Something is working for you. I
have a friend who is 24 and when I told her I was going to be talking
with you, all she could talk about was finding out how you got your
awesome body.

Oh yeah, I have a bangin’ bikini bod. Which Paris
Hilton, my BFF, revealed to me. ʼCause Paris got me in a bikini for the
first time in like fucking 10 years, and then when the paparazzi took
our pictures -- because, golly gosh, I wonder who called them? -- next thing
you know, I’m pretty much splitting my time between gay activism and
bikini modeling. I’m being tugged in both directions.

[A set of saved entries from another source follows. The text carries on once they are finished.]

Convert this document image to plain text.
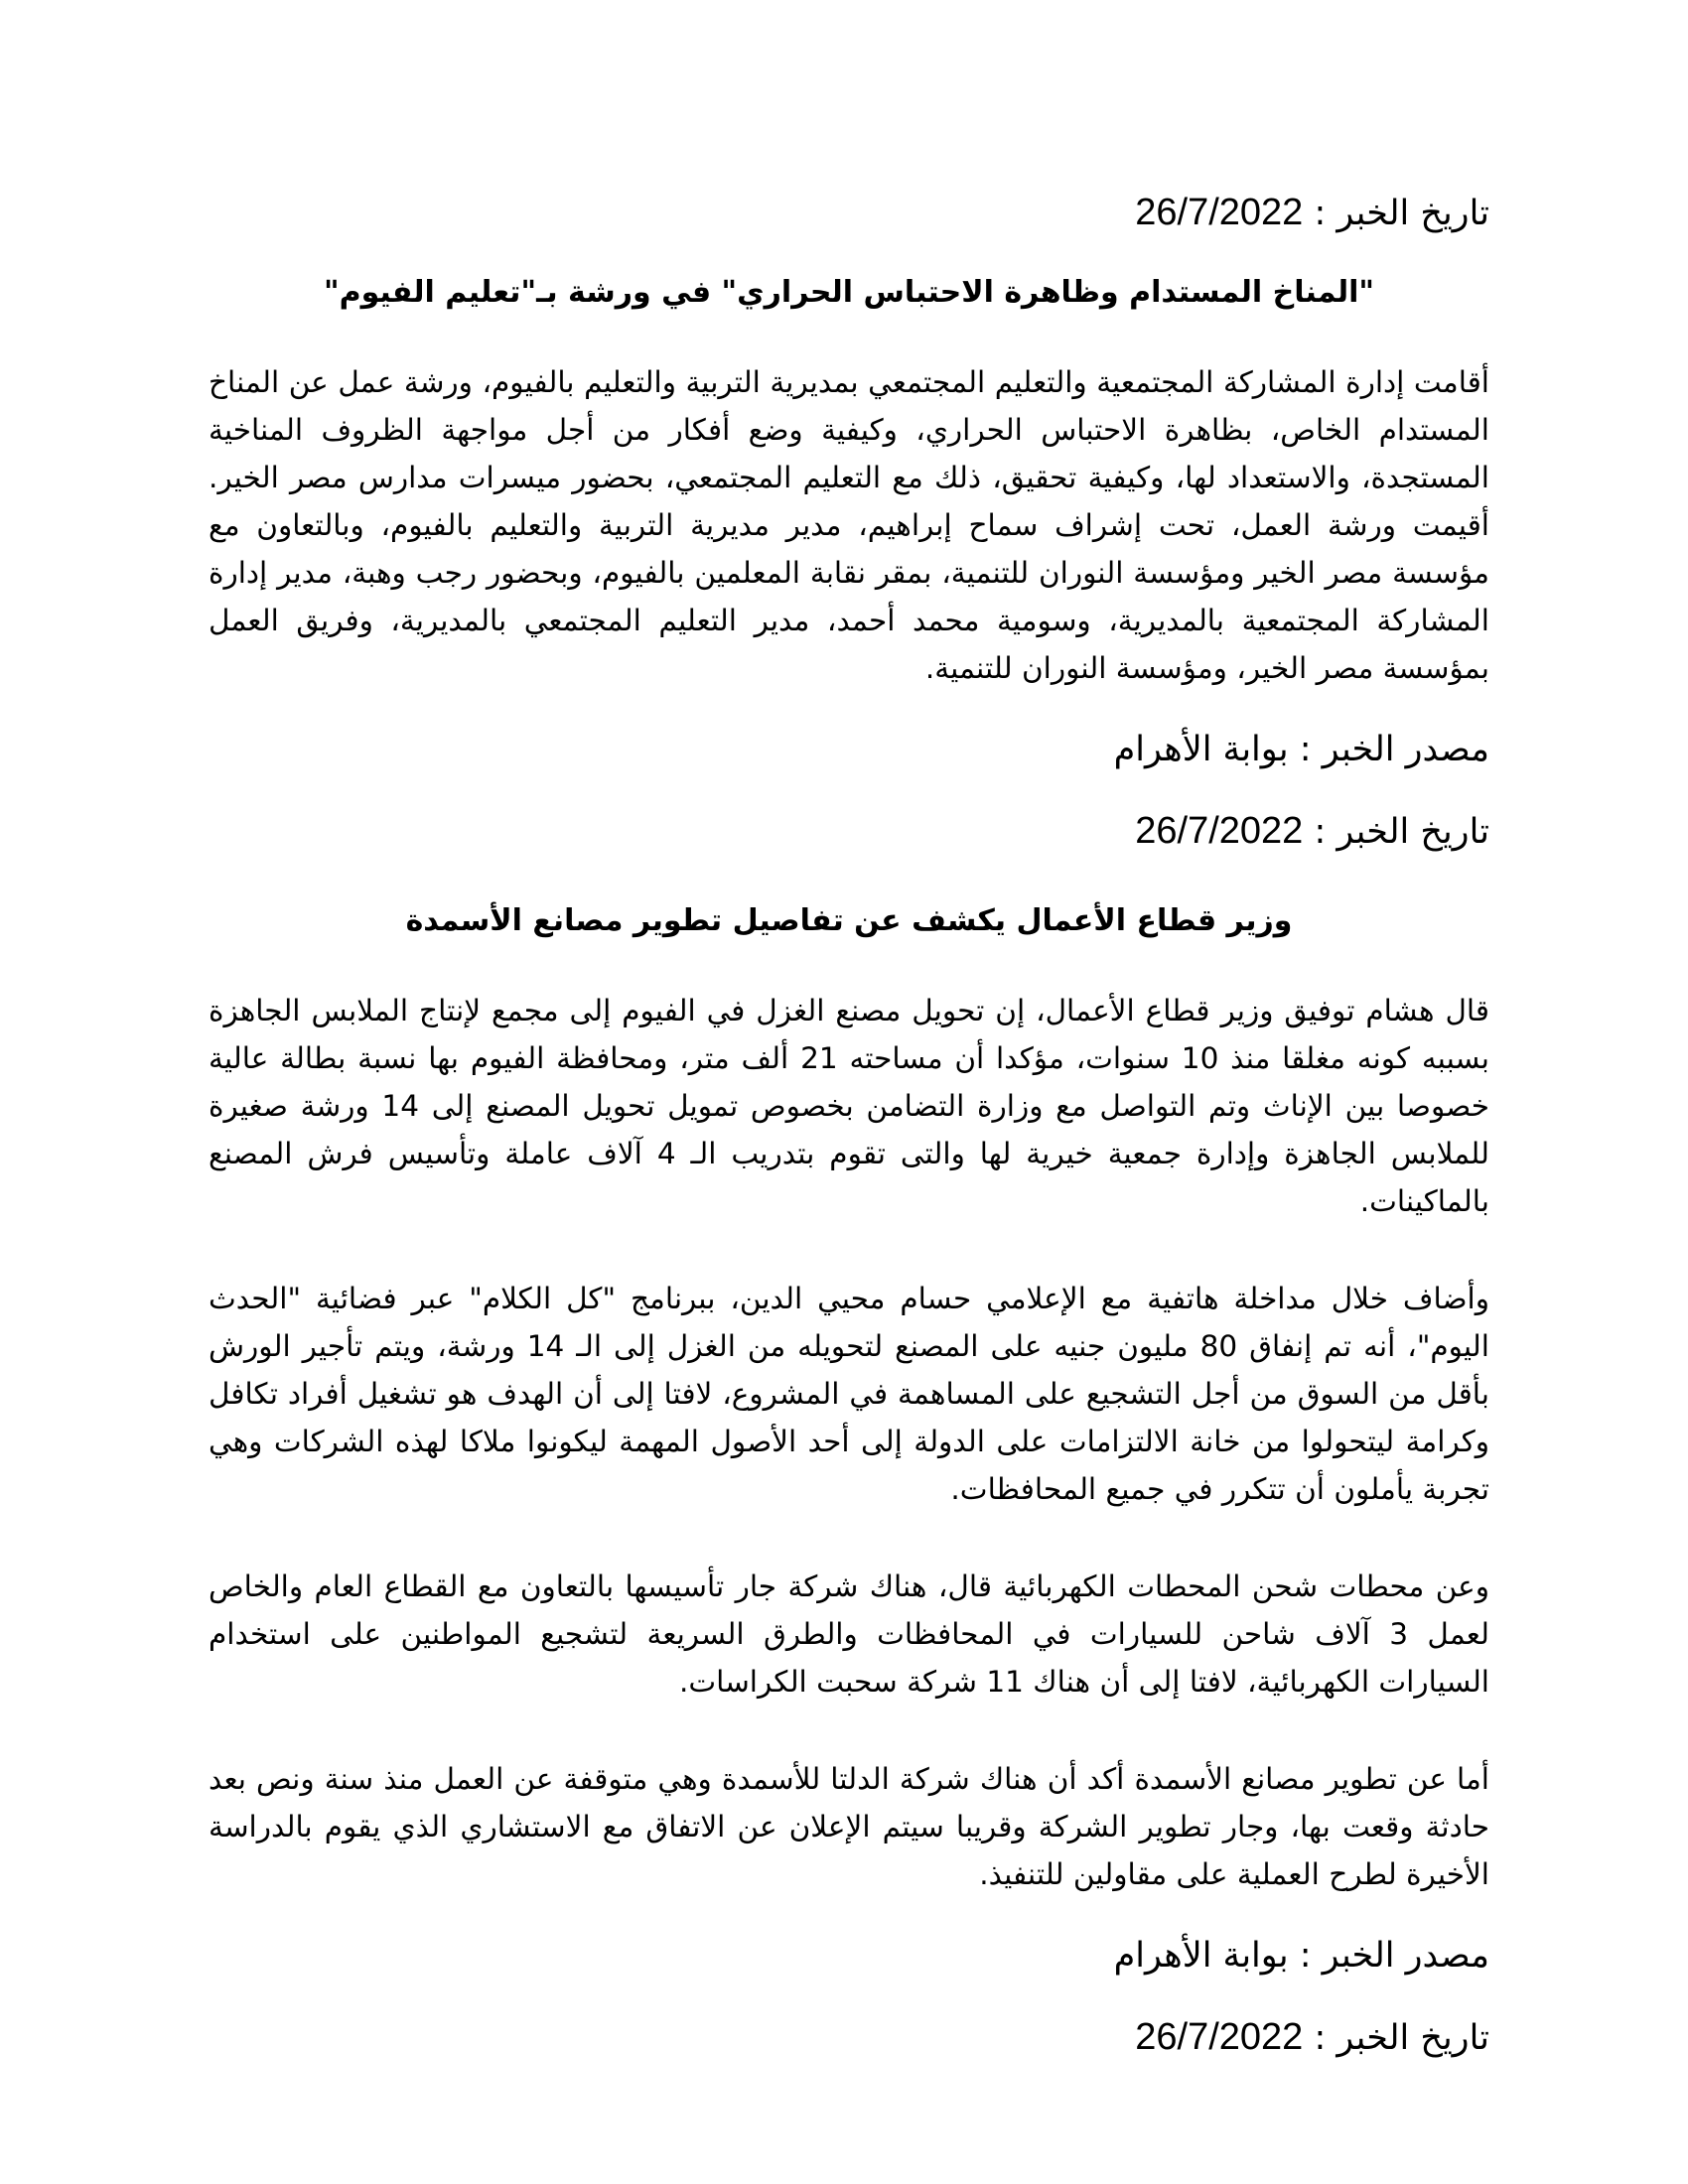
تاريخ الخبر : 26/7/2022

"المناخ المستدام وظاهرة الاحتباس الحراري" في ورشة بـ"تعليم الفيوم"

أقامت إدارة المشاركة المجتمعية والتعليم المجتمعي بمديرية التربية والتعليم بالفيوم، ورشة عمل عن المناخ المستدام الخاص، بظاهرة الاحتباس الحراري، وكيفية وضع أفكار من أجل مواجهة الظروف المناخية المستجدة، والاستعداد لها، وكيفية تحقيق، ذلك مع التعليم المجتمعي، بحضور ميسرات مدارس مصر الخير. أقيمت ورشة العمل، تحت إشراف سماح إبراهيم، مدير مديرية التربية والتعليم بالفيوم، وبالتعاون مع مؤسسة مصر الخير ومؤسسة النوران للتنمية، بمقر نقابة المعلمين بالفيوم، وبحضور رجب وهبة، مدير إدارة المشاركة المجتمعية بالمديرية، وسومية محمد أحمد، مدير التعليم المجتمعي بالمديرية، وفريق العمل بمؤسسة مصر الخير، ومؤسسة النوران للتنمية.

مصدر الخبر : بوابة الأهرام

تاريخ الخبر : 26/7/2022

وزير قطاع الأعمال يكشف عن تفاصيل تطوير مصانع الأسمدة

قال هشام توفيق وزير قطاع الأعمال، إن تحويل مصنع الغزل في الفيوم إلى مجمع لإنتاج الملابس الجاهزة بسببه كونه مغلقا منذ 10 سنوات، مؤكدا أن مساحته 21 ألف متر، ومحافظة الفيوم بها نسبة بطالة عالية خصوصا بين الإناث وتم التواصل مع وزارة التضامن بخصوص تمويل تحويل المصنع إلى 14 ورشة صغيرة للملابس الجاهزة وإدارة جمعية خيرية لها والتى تقوم بتدريب الـ 4 آلاف عاملة وتأسيس فرش المصنع بالماكينات.

وأضاف خلال مداخلة هاتفية مع الإعلامي حسام محيي الدين، ببرنامج "كل الكلام" عبر فضائية "الحدث اليوم"، أنه تم إنفاق 80 مليون جنيه على المصنع لتحويله من الغزل إلى الـ 14 ورشة، ويتم تأجير الورش بأقل من السوق من أجل التشجيع على المساهمة في المشروع، لافتا إلى أن الهدف هو تشغيل أفراد تكافل وكرامة ليتحولوا من خانة الالتزامات على الدولة إلى أحد الأصول المهمة ليكونوا ملاكا لهذه الشركات وهي تجربة يأملون أن تتكرر في جميع المحافظات.

وعن محطات شحن المحطات الكهربائية قال، هناك شركة جار تأسيسها بالتعاون مع القطاع العام والخاص لعمل 3 آلاف شاحن للسيارات في المحافظات والطرق السريعة لتشجيع المواطنين على استخدام السيارات الكهربائية، لافتا إلى أن هناك 11 شركة سحبت الكراسات.

أما عن تطوير مصانع الأسمدة أكد أن هناك شركة الدلتا للأسمدة وهي متوقفة عن العمل منذ سنة ونص بعد حادثة وقعت بها، وجار تطوير الشركة وقريبا سيتم الإعلان عن الاتفاق مع الاستشاري الذي يقوم بالدراسة الأخيرة لطرح العملية على مقاولين للتنفيذ.

مصدر الخبر : بوابة الأهرام

تاريخ الخبر : 26/7/2022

I’m only doing one of those things, fortunately for the rest of the world.
I assume it’s bikini modeling!

Yes, exactly. 
I feel your pain.

[Laughs] Any hot lesbian action in your book?
I
would love to have a hot lesbian relationship, but, I’m gonna be honest,
I would probably be doing it for the publicity. Currently, I think the
best person I could have a lesbian relationship with would be Kate
Gosselin from Jon & Kate Plus 8. Because I think that would get us
on the cover of Us Weekly faster than anything.

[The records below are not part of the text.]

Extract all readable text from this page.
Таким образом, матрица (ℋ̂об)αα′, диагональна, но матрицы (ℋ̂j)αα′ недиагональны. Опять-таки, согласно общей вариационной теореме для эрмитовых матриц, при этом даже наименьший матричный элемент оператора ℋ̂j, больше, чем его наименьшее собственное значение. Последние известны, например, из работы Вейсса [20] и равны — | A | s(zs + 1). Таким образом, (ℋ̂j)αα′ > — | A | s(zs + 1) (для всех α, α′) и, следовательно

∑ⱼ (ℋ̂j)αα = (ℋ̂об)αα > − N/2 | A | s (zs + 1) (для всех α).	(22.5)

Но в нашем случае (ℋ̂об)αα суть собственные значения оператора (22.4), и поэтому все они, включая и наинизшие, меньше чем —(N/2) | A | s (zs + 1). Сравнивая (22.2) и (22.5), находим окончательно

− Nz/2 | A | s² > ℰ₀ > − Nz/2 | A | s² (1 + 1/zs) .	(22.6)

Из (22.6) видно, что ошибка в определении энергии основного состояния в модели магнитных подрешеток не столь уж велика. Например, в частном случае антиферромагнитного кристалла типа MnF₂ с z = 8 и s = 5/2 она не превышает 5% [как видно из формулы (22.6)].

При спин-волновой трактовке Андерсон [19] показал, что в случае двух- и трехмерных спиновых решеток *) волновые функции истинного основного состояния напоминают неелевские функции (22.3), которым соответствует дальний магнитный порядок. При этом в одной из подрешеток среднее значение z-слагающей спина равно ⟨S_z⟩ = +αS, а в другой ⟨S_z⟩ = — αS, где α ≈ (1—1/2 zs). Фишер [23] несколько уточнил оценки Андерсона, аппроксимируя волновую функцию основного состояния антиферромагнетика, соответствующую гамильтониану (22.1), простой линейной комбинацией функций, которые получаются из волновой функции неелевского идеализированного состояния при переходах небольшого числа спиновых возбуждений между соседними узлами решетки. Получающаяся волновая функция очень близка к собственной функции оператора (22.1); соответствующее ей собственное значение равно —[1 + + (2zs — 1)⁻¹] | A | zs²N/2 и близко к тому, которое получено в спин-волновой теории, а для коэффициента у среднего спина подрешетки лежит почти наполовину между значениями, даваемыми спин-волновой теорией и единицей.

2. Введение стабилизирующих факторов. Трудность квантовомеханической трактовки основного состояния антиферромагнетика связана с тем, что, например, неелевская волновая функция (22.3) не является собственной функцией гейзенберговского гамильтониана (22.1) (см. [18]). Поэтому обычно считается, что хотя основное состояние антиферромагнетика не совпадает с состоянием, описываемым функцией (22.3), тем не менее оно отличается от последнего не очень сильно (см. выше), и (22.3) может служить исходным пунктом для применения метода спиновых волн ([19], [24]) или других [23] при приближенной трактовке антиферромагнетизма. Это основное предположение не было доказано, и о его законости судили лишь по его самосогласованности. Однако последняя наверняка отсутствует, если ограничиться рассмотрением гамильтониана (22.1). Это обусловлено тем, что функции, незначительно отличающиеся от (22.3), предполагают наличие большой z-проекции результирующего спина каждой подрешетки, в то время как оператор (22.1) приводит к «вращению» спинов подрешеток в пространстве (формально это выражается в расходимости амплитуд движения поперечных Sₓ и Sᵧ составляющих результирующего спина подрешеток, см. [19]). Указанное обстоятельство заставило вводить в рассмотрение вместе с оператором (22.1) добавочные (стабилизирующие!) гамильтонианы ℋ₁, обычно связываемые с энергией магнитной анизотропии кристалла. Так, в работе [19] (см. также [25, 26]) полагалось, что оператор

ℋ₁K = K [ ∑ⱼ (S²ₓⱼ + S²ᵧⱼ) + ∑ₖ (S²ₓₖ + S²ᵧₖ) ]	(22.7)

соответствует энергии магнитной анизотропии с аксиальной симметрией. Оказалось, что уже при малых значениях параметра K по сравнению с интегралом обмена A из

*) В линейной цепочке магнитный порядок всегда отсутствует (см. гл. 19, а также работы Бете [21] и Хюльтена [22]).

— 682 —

She kind of has that look going on. Suze Orman hair.
Yeah,
exactly, she already has the lesbian haircut. I could get a matching
haircut and I would be happy to go down on her and then, accidentally,
the paparazzi are there!

Some pictures for your next book?
Yeah! If not, I think maybe a lesbian one-nighter with Dina Lohan could be a good photo op.

That would be…brave.
Exactly. It would be One Night in Heaven in Long Island.